Journeyman, or apprentice, pipefitters, install the low- and high-pressure pipe systems that heat and cool buildings and generate electricity. They also install the controls used to operate the systems. The U.S. Bureau of Labor Statistics reports that about one-third of pipefitters are union members. Unions oversee the training programs where journeyman pipefitters learn the trade.


An aspiring pipefitter will need a high school diploma or GED to enter an apprenticeship program and become a journeyman. Applicants to apprenticeship programs should be at least 18 years old and in good health. Unions may require drug testing. The Bureau of Labor Statistics advises prospective pipefitters to take courses in mathematics, computers, physics, and shop while in high school. Knowledge of Spanish is helpful, because Spanish-speakers comprise a large section of construction workers.


Training for a journeyman pipefitter lasts for five years, notes the United Association trade union.

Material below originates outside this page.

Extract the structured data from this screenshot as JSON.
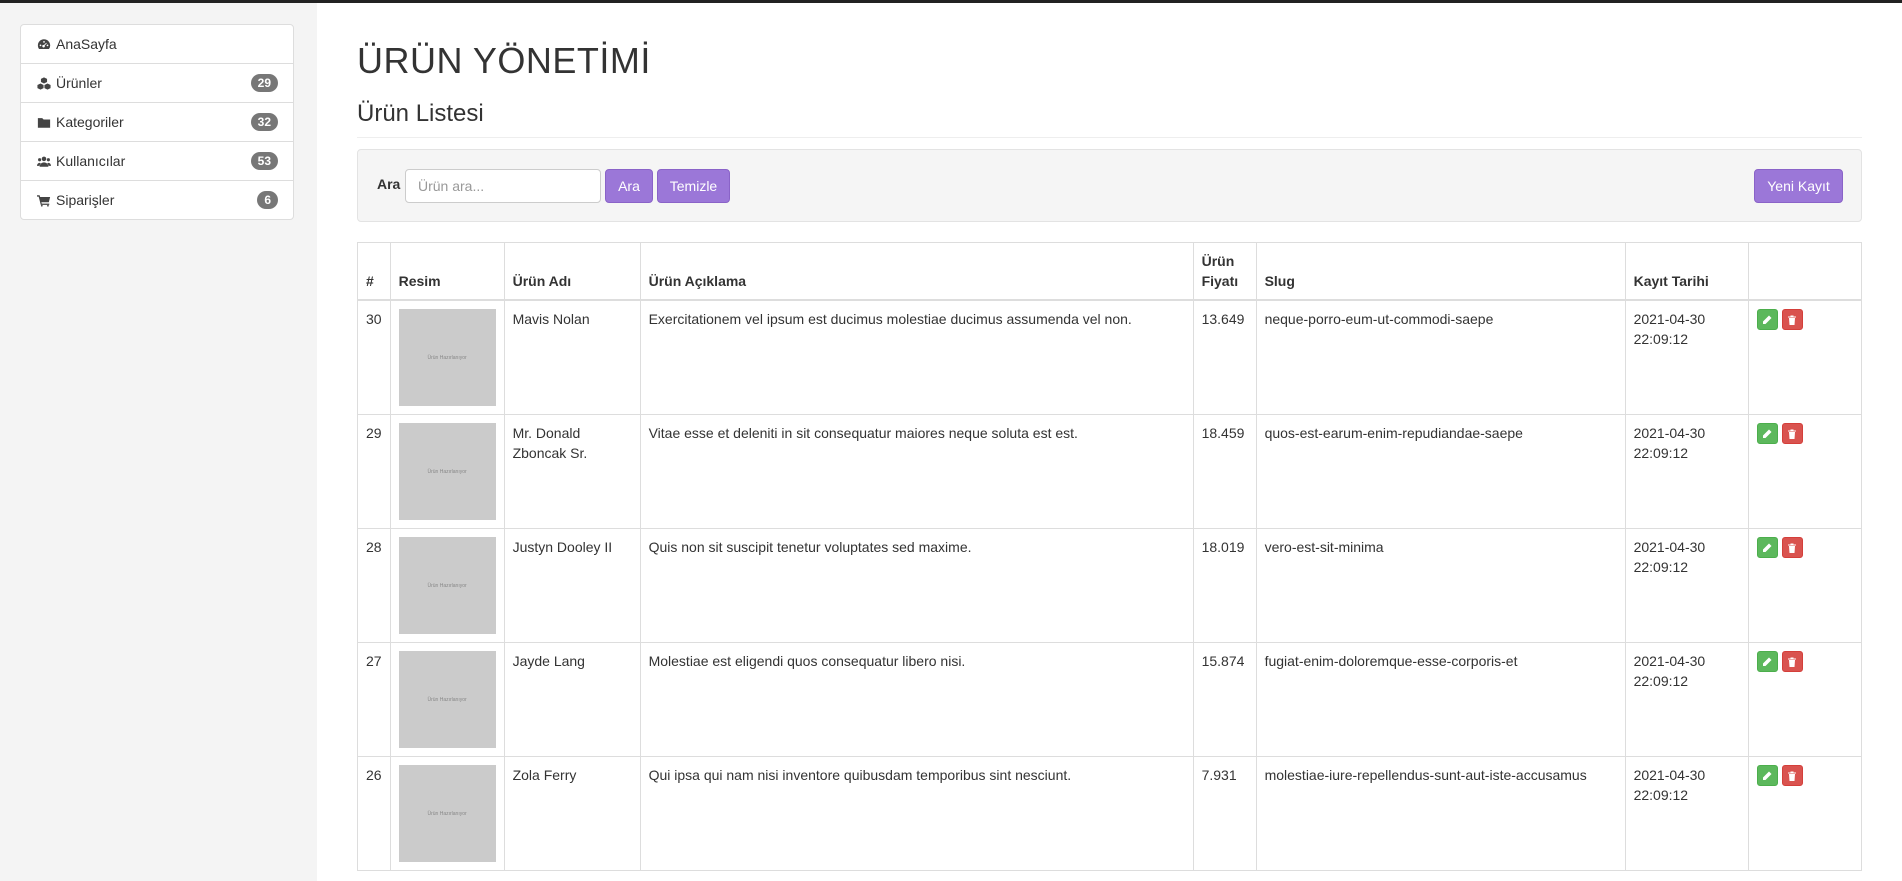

After taking core courses in science, drafting, welding and math, apprentices take courses specific to the pipefitting trade. During each year of training, an apprentice completes at least 1,700 hours of on-the-job training and 246 hours of classroom instruction. Apprentices are paid while they learn and are protected by a union contract.

Licensure and Advancement

In most states, pipefitters do not need to be licensed, according to the bureau. Journeymen pipefitters should contact their state’s licensing board to find out if they will need a license, which is typically granted to candidates who pass an exam and meet work experience requirements. With experience and further training, a journeyman pipefitter may be promoted into a supervisory position. Others may find employment in related fields such as building inspection or construction management.

Career Outlook

The bureau estimates that employment for pipefitters is expected to grow by 15 percent through the year 2018. This job growth will be spurred by factors including the need to retrofit existing plumbing systems in commercial and residential buildings, as well as new construction. Job openings will also be created as currently employed pipefitters retire from the occupations during the next decade. Employment opportunities will be best for pipefitters who are trained in green technologies. As of May 2010, pipefitters earned an annual mean wage of $50,360, according to the bureau. Apprentices usually start at a lower wage and receive periodic raises as their skill level increases.